What followed were weekly Zoom sessions about “what it means to be a man following Jesus … to be a future husband … to be framed by his new identity and who Christ made him to be.”
“These are the stories I get to tell now, the ones I get trusted with,” van Esselstyn said, noting to the Baptist communicators, “These are the types of stories that you get to write, that you get to photograph, that you get to film, that you get to promote.”
In a world that is “ever more postmodern and post-truth … conditioned and trained to blitz through information,” van Esselstyn voiced concern that people need the ability “to discern the truth, the ability to see beauty, the ability to embrace it, the ability to slow the (up-and-down cellphone) scroll.
“The body of Christ with storytellers like you, shining light on that truth and that beauty, is uniquely positioned to lead the way, not only to show us the stories but to teach us how to tell them.
“The power of what the gospel presents to us in the written form, the film form, the photo form and the graphic design form is going to be something that a paper-thin world is going to want deeply in the bottom of their souls,” van Esselstyn said.

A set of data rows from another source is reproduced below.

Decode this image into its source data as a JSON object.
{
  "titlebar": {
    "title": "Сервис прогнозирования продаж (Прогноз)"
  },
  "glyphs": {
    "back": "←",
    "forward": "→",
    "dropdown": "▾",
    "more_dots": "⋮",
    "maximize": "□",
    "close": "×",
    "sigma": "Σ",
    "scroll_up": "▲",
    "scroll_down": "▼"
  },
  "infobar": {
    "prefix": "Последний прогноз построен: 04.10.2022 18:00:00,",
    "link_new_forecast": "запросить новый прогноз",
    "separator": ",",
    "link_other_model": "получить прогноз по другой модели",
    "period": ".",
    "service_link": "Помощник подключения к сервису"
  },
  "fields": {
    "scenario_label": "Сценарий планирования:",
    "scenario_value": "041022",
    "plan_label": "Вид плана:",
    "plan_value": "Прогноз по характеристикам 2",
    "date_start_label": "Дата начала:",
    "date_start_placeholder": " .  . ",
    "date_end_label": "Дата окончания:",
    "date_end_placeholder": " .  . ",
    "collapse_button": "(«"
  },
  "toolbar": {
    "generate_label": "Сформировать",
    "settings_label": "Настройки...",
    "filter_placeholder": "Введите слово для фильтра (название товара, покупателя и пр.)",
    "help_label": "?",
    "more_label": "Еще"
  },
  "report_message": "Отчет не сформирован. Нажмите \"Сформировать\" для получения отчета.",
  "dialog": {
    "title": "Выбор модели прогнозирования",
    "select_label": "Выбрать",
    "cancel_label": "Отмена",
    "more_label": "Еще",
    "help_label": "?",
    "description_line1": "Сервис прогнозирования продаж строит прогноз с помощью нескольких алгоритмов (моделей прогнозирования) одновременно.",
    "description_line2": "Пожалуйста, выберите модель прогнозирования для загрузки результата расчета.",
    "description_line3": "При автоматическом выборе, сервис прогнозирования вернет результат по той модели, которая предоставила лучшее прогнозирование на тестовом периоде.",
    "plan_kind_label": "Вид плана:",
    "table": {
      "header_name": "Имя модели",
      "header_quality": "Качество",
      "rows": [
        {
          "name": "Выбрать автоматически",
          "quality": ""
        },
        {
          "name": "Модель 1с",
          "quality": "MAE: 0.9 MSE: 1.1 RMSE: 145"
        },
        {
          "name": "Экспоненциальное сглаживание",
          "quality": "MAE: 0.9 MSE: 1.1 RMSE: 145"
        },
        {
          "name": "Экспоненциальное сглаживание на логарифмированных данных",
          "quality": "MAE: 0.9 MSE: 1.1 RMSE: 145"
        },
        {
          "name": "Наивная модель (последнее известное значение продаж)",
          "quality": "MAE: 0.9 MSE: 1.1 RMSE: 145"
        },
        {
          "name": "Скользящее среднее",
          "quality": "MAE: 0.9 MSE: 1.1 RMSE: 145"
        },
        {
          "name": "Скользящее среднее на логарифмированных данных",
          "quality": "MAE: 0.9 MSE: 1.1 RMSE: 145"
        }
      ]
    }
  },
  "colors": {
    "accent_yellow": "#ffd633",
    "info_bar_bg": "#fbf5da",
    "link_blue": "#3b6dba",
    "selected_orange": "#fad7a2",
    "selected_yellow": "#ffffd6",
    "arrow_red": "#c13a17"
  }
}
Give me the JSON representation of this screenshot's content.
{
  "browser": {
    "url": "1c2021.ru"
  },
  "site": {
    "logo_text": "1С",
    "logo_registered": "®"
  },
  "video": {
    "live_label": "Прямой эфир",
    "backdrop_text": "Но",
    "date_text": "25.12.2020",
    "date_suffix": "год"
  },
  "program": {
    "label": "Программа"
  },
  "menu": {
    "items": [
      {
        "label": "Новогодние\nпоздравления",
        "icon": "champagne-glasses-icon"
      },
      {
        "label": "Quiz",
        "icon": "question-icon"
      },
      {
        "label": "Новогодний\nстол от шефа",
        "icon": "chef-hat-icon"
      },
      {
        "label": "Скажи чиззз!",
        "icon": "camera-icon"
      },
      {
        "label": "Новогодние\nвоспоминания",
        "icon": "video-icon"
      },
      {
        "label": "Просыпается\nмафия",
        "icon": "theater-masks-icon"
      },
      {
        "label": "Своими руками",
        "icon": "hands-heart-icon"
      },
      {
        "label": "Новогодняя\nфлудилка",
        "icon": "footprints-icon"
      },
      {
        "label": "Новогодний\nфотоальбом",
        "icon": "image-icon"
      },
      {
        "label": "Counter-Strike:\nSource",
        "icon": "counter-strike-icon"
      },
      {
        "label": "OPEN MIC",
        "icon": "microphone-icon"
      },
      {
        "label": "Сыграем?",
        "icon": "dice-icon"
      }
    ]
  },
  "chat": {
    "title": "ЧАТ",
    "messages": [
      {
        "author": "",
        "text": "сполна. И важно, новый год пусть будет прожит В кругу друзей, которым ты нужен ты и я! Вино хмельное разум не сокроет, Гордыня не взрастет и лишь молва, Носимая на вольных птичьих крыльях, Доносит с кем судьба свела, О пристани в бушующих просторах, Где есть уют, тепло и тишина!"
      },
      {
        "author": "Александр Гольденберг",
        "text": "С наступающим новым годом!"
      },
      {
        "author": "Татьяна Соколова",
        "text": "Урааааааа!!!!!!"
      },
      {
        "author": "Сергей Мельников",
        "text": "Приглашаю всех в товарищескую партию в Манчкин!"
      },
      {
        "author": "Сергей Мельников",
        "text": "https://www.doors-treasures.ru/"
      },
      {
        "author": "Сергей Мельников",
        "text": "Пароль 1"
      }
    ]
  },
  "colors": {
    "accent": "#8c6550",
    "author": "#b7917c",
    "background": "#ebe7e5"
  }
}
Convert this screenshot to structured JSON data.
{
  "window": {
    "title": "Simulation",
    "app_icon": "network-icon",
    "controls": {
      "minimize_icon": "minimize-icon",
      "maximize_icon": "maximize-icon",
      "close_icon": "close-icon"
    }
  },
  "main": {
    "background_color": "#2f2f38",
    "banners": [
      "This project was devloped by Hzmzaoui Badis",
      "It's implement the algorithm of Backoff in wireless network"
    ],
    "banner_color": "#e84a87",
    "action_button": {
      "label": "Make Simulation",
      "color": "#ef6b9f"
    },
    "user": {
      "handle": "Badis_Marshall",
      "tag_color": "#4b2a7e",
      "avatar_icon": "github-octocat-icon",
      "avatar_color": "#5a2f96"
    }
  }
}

“May we all be storytellers who are filled with wonder, filled with awe for the ultimate story of how God is renewing and restoring and redeeming. … The stories we get the gift of sharing are for our good and the good of our readers (and) the good of the church. But may they be because we are so in love with what we’re able to share. May they be unequivocally for his glory.”
The Baptist Communicators Association, which held its April 22-25 annual workshop at the International Mission Board in Richmond, encompasses 250-plus Baptist professionals working in writing/editorial positions, electronic media, photography, graphic design, public relations, marketing and management.